New Private placement a complete abuse of power Yes I am outraged. Less than a year ago COV management claimed they had sufficient cash to get them thru for quite a few years.... with about $6mil in cash the bank. Now they perform a "private placement" under exemption rules, because they "need funds to to develop and commercialize new wound care products, expand international distribution channels and for general working capital."
absolutely outrageous, management, you should be ashamed. pathetic. is this how you plan on gaining investor confidence, by diluting their shares down this much? and for what? the gain of a few "close" investors who can pick up a BIG block of COV at super cheap, near $0 valuations?
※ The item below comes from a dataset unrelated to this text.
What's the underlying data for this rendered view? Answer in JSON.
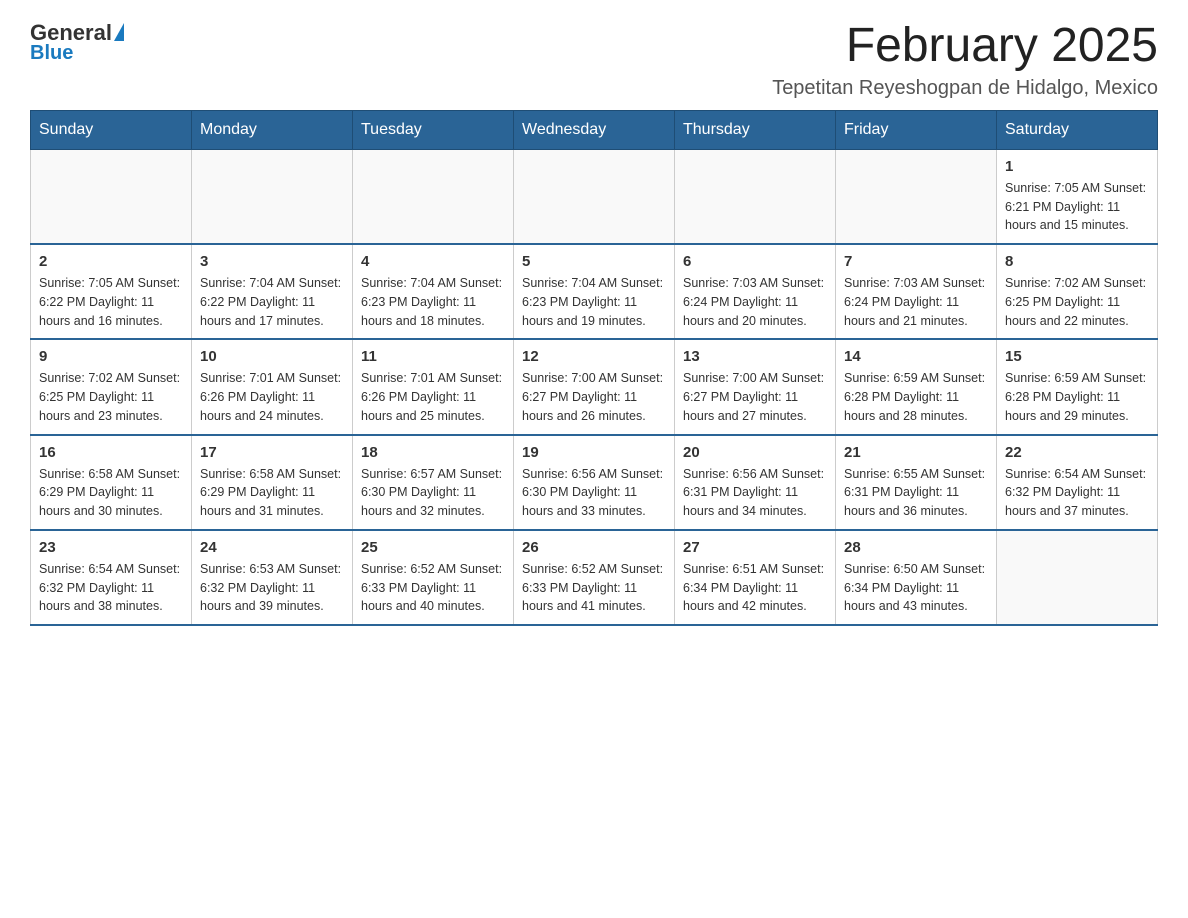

was this price drop orchestrated so that you could take advantage of this?
Absolutley pathetic.
So many small, private investors have lost SO MUCH thanks to the jokers in management and the board of directors a few years back...I guess the change in Board and management team may be worse than the previous clowns like Dr. C.
Seriously, ABE SCHWARTZ and BRIAN PEDLER, wthatthef? what is $496k going to do for you, for COV, how much really is it going to help you when you have about $2.0Mil in cash as it is? its notlike you had to do this raise because youre completely out of cash. fools.
a complete abuse of power for the gain of a few who will end up making the big money. at 5cents PP, when and if the stock goers to 15cents, thats a 300% return, not bad eh? hope you investors at $3, $2 or even at 50 cents love losing to losers like this crew.
shameful.
Covalon Announces Closing of Non-Brokered Private Placement
MISSISSAUGA, ON, Oct. 26, 2012 /CNW/ - Covalon Technologies Ltd. (the "Company" or "Covalon") (TSXV: COV), an advanced medical technologies company, today announced the closing of a non-brokered private placement comprised of 9.55 million units at a price of $0.052 per unit for gross proceeds of $496,600. Each unit is comprised of one common share and one common share purchase warrant. Each common share purchase warrant entitles the holder to acquire an additional common share at a price of $0.10 per share for a period of five years from the closing date. All securities issued pursuant to the Offering will be subject to a hold period expiring February 27, 2013. Directors and officers of Covalon participated in the non-brokered private placement for an aggregate of 1.8 million units. Proceeds of the private placement will be used by Covalon to develop and commercialize new wound care products, expand international distribution channels and for general working capital.